Astronaut photograph ISS016-E-18385 was acquired on December 23, 2007, with a Kodak 760C digital camera fitted with a 400 mm lens, and is provided by the ISS Crew Earth Observations experiment. The image was taken by the Expedition 16 crew, and is provided by the Image Science & Analysis Laboratory, Johnson Space Center. The image in this article has been cropped and enhanced to improve contrast. Lens artifacts have been removed. The International Space Station Program supports the laboratory to help astronauts take pictures of Earth that will be of the greatest value to scientists and the public, and to make those images freely available on the Internet. Additional images taken by astronauts and cosmonauts can be viewed at the NASA/JSC Gateway to Astronaut Photography of Earth. Caption by William L. Stefanov, NASA-JSC.

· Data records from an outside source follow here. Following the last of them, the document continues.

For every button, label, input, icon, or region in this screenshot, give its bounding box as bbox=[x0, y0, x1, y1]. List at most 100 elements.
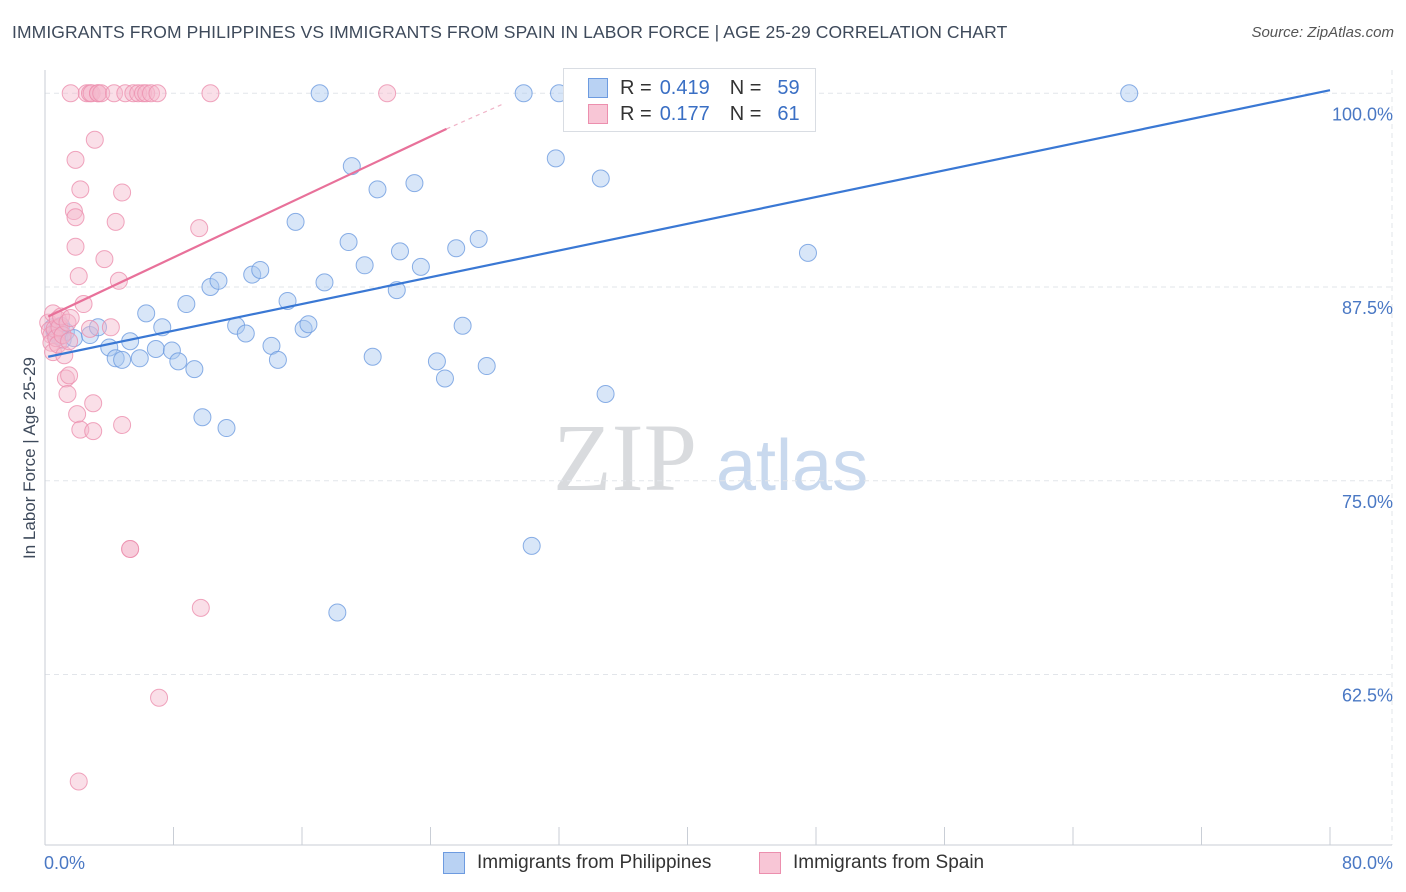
gridlines bbox=[45, 70, 1393, 845]
watermark: ZIP atlas bbox=[553, 404, 868, 511]
data-point bbox=[453, 316, 472, 335]
data-point bbox=[146, 340, 165, 358]
legend-n-label: N = bbox=[729, 102, 762, 125]
source-credit: Source: ZipAtlas.com bbox=[1251, 24, 1394, 41]
x-tick-label: 0.0% bbox=[44, 853, 85, 873]
data-point bbox=[148, 84, 167, 103]
data-point bbox=[69, 267, 88, 286]
spain-trend-extension bbox=[446, 103, 504, 130]
data-point bbox=[177, 295, 196, 314]
legend-row-spain: R = 0.177 N = 61 bbox=[588, 103, 800, 125]
watermark-atlas: atlas bbox=[716, 426, 868, 506]
data-point bbox=[236, 324, 255, 343]
data-point bbox=[596, 384, 615, 403]
data-point bbox=[435, 369, 454, 388]
axes bbox=[44, 70, 1392, 846]
data-point bbox=[405, 174, 424, 193]
y-tick-label: 62.5% bbox=[1342, 686, 1393, 706]
legend-swatch-pink bbox=[759, 852, 781, 874]
data-point bbox=[142, 84, 161, 103]
data-point bbox=[162, 341, 181, 360]
data-point bbox=[71, 180, 90, 199]
legend-label-spain: Immigrants from Spain bbox=[793, 852, 985, 873]
data-point bbox=[185, 360, 204, 379]
data-point bbox=[169, 352, 188, 371]
data-point bbox=[84, 422, 103, 441]
series-legend: Immigrants from Philippines Immigrants f… bbox=[0, 852, 1406, 878]
legend-n-value: 59 bbox=[777, 76, 800, 99]
data-point bbox=[469, 229, 488, 248]
data-point bbox=[447, 239, 466, 258]
data-point bbox=[286, 212, 305, 231]
data-point bbox=[427, 352, 446, 371]
data-point bbox=[84, 394, 103, 413]
spain-points bbox=[39, 84, 397, 791]
data-point bbox=[92, 84, 111, 103]
legend-n-label: N = bbox=[729, 76, 762, 99]
y-tick-label: 87.5% bbox=[1342, 298, 1393, 318]
y-axis-label: In Labor Force | Age 25-29 bbox=[20, 357, 39, 559]
data-point bbox=[121, 539, 140, 558]
data-point bbox=[546, 149, 565, 168]
data-point bbox=[130, 349, 149, 368]
data-point bbox=[191, 598, 210, 617]
data-point bbox=[66, 237, 85, 256]
data-point bbox=[66, 208, 85, 227]
legend-item-philippines[interactable]: Immigrants from Philippines bbox=[443, 852, 711, 874]
data-point bbox=[378, 84, 397, 103]
data-point bbox=[368, 180, 387, 199]
legend-item-spain[interactable]: Immigrants from Spain bbox=[759, 852, 984, 874]
data-point bbox=[137, 304, 156, 323]
legend-swatch-pink bbox=[588, 104, 608, 124]
data-point bbox=[68, 405, 87, 424]
data-point bbox=[113, 415, 132, 434]
data-point bbox=[150, 688, 169, 707]
data-point bbox=[363, 347, 382, 366]
data-point bbox=[113, 183, 132, 202]
legend-label-philippines: Immigrants from Philippines bbox=[477, 852, 712, 873]
chart-title: IMMIGRANTS FROM PHILIPPINES VS IMMIGRANT… bbox=[12, 22, 1008, 42]
data-point bbox=[66, 150, 85, 169]
data-point bbox=[58, 384, 77, 403]
philippines-points bbox=[44, 84, 1139, 622]
data-point bbox=[82, 84, 101, 103]
philippines-trend-line bbox=[47, 89, 1331, 358]
data-point bbox=[64, 202, 83, 221]
data-point bbox=[80, 319, 99, 338]
data-point bbox=[69, 772, 88, 791]
data-point bbox=[124, 84, 143, 103]
data-point bbox=[328, 603, 347, 622]
data-point bbox=[798, 243, 817, 262]
data-point bbox=[61, 309, 80, 327]
data-point bbox=[355, 256, 374, 275]
data-point bbox=[209, 271, 228, 290]
y-tick-label: 75.0% bbox=[1342, 492, 1393, 512]
legend-r-label: R = bbox=[620, 76, 652, 99]
data-point bbox=[193, 408, 212, 427]
data-point bbox=[106, 212, 125, 231]
data-point bbox=[85, 130, 104, 149]
data-point bbox=[1120, 84, 1139, 103]
data-point bbox=[101, 318, 120, 337]
data-point bbox=[201, 84, 220, 103]
data-point bbox=[390, 242, 409, 261]
legend-r-label: R = bbox=[620, 102, 652, 125]
correlation-legend: R = 0.419 N = 59 R = 0.177 N = 61 bbox=[563, 68, 816, 132]
spain-trend-line bbox=[47, 127, 448, 318]
tick-labels: 62.5% 75.0% 87.5% 100.0% 0.0% 80.0% bbox=[44, 104, 1393, 873]
legend-swatch-blue bbox=[588, 78, 608, 98]
data-point bbox=[190, 219, 209, 238]
data-point bbox=[251, 260, 270, 279]
data-point bbox=[113, 350, 132, 369]
data-point bbox=[522, 536, 541, 555]
data-point bbox=[411, 257, 430, 276]
data-point bbox=[60, 366, 79, 385]
data-point bbox=[60, 332, 79, 351]
legend-swatch-blue bbox=[443, 852, 465, 874]
legend-row-philippines: R = 0.419 N = 59 bbox=[588, 77, 800, 99]
data-point bbox=[477, 357, 496, 376]
legend-n-value: 61 bbox=[777, 102, 800, 125]
data-point bbox=[315, 273, 334, 292]
trend-lines bbox=[47, 89, 1331, 358]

The Luquillo Mountains are located in the northeastern portion of Puerto Rico, and they rise to elevations of 1,075 meters (about 3,527 feet). The mountains are mainly made up of volcanic rock that was uplifted by tectonic activity between approximately 37–28 million years ago. (Puerto Rico is located between the junction of the North American and Caribbean tectonic plates.) Prevailing easterly winds bring moisture from the Caribbean Sea, which becomes precipitation as the winds cross the mountains. Higher elevations receive more rainfall than lower elevations, leading to subtropical forest types in the lowlands and high-mountain forest types near the summits. This astronaut photograph, taken during the rainy season, illustrates the rich vegetation on the mountains.
The rapid transition between ecosystems based on elevation, along with land use history and exposure to frequent natural disturbances such as hurricanes, makes the Luquillo Mountains an ideal location for ecological study. The Luquillo Experimental Forest Long-Term Ecological Research (LTER) site is contained within the Luquillo National Forest, covering much of the mountains to the southwest of the city of Luquillo (lower left). Past human activities, including logging, agriculture, charcoal production, and coffee plantations, have determined much of the current ecosystem structure. Results of research at Luquillo Forest indicate that the island’s forest ecosystems recover more rapidly from natural disturbances (like hurricanes) than they do from human disturbance.